Hornet
The hornet appears three times in the conquest tradition, always as an instrument Yahweh sends ahead of Israel to dispossess the inhabitants of Canaan. It is divine warrior-imagery: the victory belongs to Yahweh, not to Israel's weapons.
Sent Before Israel
In the Exodus covenant, Yahweh promises a vanguard ahead of the people. "And I will send the hornet before you, which will drive out the Hivite, the Canaanite, and the Hittite, from before you" (Ex 23:28). The named peoples are not exhausted; they stand for the inhabitants of the land collectively, and the hornet's role is to scatter them in advance of the tribes' arrival.
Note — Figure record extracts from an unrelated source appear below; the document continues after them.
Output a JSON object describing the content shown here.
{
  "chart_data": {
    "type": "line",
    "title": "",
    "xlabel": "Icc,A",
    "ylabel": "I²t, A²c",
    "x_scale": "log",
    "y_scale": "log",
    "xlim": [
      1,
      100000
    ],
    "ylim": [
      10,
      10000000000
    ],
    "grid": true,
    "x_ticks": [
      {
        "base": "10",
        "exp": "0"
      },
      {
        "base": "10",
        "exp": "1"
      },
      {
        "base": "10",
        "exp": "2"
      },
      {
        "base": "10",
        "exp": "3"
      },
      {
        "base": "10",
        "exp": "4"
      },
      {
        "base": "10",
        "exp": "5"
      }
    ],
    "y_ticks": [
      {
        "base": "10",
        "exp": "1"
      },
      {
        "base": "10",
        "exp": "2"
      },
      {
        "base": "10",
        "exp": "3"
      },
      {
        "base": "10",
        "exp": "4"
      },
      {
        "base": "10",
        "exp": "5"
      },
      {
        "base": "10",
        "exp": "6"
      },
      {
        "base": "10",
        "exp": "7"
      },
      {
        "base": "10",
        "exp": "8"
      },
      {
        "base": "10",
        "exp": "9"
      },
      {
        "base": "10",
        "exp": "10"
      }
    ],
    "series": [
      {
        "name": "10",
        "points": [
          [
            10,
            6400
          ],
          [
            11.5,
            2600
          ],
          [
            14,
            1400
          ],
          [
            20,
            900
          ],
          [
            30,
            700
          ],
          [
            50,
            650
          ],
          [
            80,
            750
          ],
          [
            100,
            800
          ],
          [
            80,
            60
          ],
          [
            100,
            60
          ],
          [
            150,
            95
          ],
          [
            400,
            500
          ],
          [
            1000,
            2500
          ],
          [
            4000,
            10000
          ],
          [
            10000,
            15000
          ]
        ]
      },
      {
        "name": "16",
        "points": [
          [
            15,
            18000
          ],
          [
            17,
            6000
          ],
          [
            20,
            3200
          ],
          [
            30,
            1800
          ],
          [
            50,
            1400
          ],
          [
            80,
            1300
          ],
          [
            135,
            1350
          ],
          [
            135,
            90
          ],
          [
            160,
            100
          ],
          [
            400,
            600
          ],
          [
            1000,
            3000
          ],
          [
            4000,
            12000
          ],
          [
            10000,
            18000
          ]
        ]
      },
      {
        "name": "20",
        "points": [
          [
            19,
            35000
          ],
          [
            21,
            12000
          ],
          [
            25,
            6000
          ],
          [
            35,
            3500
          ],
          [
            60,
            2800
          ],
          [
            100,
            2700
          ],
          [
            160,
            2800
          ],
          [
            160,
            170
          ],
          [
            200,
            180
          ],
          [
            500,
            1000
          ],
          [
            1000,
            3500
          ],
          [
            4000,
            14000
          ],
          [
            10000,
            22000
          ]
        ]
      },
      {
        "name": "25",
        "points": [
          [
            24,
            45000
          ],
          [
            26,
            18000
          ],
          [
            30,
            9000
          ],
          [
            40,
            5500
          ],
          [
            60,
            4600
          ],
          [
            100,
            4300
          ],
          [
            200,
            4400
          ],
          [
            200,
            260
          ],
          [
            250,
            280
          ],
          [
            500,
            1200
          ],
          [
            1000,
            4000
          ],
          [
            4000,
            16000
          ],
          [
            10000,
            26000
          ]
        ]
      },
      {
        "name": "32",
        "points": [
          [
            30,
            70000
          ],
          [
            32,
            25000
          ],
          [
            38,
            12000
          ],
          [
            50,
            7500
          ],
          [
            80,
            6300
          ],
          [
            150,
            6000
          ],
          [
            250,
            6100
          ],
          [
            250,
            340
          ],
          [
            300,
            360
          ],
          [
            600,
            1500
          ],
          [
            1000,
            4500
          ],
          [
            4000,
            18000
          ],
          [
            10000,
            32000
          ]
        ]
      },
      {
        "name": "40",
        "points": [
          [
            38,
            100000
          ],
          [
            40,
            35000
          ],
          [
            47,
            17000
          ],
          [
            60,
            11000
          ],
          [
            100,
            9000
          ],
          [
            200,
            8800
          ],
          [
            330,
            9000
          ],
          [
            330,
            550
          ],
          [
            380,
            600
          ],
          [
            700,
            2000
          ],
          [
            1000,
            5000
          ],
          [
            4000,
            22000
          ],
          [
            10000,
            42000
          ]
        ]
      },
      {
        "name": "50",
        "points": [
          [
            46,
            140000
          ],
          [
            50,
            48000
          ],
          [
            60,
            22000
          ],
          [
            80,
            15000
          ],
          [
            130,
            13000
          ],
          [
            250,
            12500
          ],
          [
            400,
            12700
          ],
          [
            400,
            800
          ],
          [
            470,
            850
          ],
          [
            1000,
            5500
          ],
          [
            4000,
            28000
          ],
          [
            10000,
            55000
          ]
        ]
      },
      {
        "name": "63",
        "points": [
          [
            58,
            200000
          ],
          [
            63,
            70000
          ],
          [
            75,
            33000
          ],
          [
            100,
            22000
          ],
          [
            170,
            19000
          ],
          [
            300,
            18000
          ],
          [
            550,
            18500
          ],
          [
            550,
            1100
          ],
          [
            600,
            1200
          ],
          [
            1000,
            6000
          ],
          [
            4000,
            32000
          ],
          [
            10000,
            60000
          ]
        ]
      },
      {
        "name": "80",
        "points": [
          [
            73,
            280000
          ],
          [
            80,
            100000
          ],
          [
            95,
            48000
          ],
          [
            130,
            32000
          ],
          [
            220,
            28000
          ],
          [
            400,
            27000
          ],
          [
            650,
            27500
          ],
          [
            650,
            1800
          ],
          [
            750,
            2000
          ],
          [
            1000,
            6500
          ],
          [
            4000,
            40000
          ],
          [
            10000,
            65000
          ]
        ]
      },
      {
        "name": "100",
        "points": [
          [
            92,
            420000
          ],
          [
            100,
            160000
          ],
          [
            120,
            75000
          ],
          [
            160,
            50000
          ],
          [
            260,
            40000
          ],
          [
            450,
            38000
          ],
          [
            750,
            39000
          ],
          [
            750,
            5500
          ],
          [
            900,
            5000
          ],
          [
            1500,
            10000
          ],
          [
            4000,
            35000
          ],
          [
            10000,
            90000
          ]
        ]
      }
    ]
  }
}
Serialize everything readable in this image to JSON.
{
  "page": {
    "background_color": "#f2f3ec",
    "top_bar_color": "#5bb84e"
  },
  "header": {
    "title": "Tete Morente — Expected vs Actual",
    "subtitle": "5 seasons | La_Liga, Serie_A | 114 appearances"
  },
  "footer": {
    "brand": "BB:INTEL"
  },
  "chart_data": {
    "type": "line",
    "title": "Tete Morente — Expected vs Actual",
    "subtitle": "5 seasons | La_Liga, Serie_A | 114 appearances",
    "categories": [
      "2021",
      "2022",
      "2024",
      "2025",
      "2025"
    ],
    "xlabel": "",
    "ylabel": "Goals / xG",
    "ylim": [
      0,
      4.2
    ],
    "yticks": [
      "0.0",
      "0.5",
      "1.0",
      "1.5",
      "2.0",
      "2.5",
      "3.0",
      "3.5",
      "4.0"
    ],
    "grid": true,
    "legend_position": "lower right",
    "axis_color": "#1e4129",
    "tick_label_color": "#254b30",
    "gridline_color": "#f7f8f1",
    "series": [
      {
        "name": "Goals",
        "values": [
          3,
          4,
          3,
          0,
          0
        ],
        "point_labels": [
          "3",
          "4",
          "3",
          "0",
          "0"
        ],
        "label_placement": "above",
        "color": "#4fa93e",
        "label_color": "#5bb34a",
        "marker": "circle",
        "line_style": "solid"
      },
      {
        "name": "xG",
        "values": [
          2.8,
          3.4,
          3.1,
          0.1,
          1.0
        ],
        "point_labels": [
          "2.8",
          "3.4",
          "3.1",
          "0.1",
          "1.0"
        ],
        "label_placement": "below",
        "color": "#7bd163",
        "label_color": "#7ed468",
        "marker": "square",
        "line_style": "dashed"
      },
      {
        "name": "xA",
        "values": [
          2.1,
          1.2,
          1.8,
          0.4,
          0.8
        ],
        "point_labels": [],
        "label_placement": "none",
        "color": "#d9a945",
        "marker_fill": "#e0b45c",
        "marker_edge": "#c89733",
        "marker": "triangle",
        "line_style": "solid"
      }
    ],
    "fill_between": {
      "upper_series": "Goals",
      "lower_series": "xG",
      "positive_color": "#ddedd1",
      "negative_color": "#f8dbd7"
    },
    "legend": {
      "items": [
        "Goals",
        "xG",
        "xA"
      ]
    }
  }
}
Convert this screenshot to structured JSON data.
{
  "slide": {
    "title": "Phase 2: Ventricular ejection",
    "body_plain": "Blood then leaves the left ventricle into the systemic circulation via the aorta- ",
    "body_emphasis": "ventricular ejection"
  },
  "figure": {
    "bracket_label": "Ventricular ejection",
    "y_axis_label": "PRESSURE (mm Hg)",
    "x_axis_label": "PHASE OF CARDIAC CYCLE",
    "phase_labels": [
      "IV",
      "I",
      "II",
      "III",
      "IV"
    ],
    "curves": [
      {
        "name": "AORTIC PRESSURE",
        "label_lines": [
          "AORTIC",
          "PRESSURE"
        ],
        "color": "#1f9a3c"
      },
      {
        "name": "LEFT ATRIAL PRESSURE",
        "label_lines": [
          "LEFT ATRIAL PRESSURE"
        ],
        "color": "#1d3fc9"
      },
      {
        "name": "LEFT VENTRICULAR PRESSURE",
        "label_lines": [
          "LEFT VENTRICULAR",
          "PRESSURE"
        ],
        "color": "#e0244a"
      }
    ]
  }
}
Moses repeats the promise in his second-generation address. "Moreover Yahweh your God will send the hornet among them, until those who are left, and hide themselves, perish from before you" (Deut 7:20). The hornet here reaches into hiding places — not only the open battlefield but the survivors who would otherwise escape detection.
Not by Sword or Bow
Joshua's farewell rehearses the conquest as completed. "And I sent the hornet before you⁺, which drove them out from before you⁺, even the two kings of the Amorites; not with your sword, nor with your bow" (Jos 24:12). The closing clause is the theological point of the whole image: the dispossession of the Amorite kings was Yahweh's work, not the achievement of Israelite arms. The hornet stands in Joshua's speech as a token of that arrangement — the means by which Yahweh, and not the sword or bow, gave the land.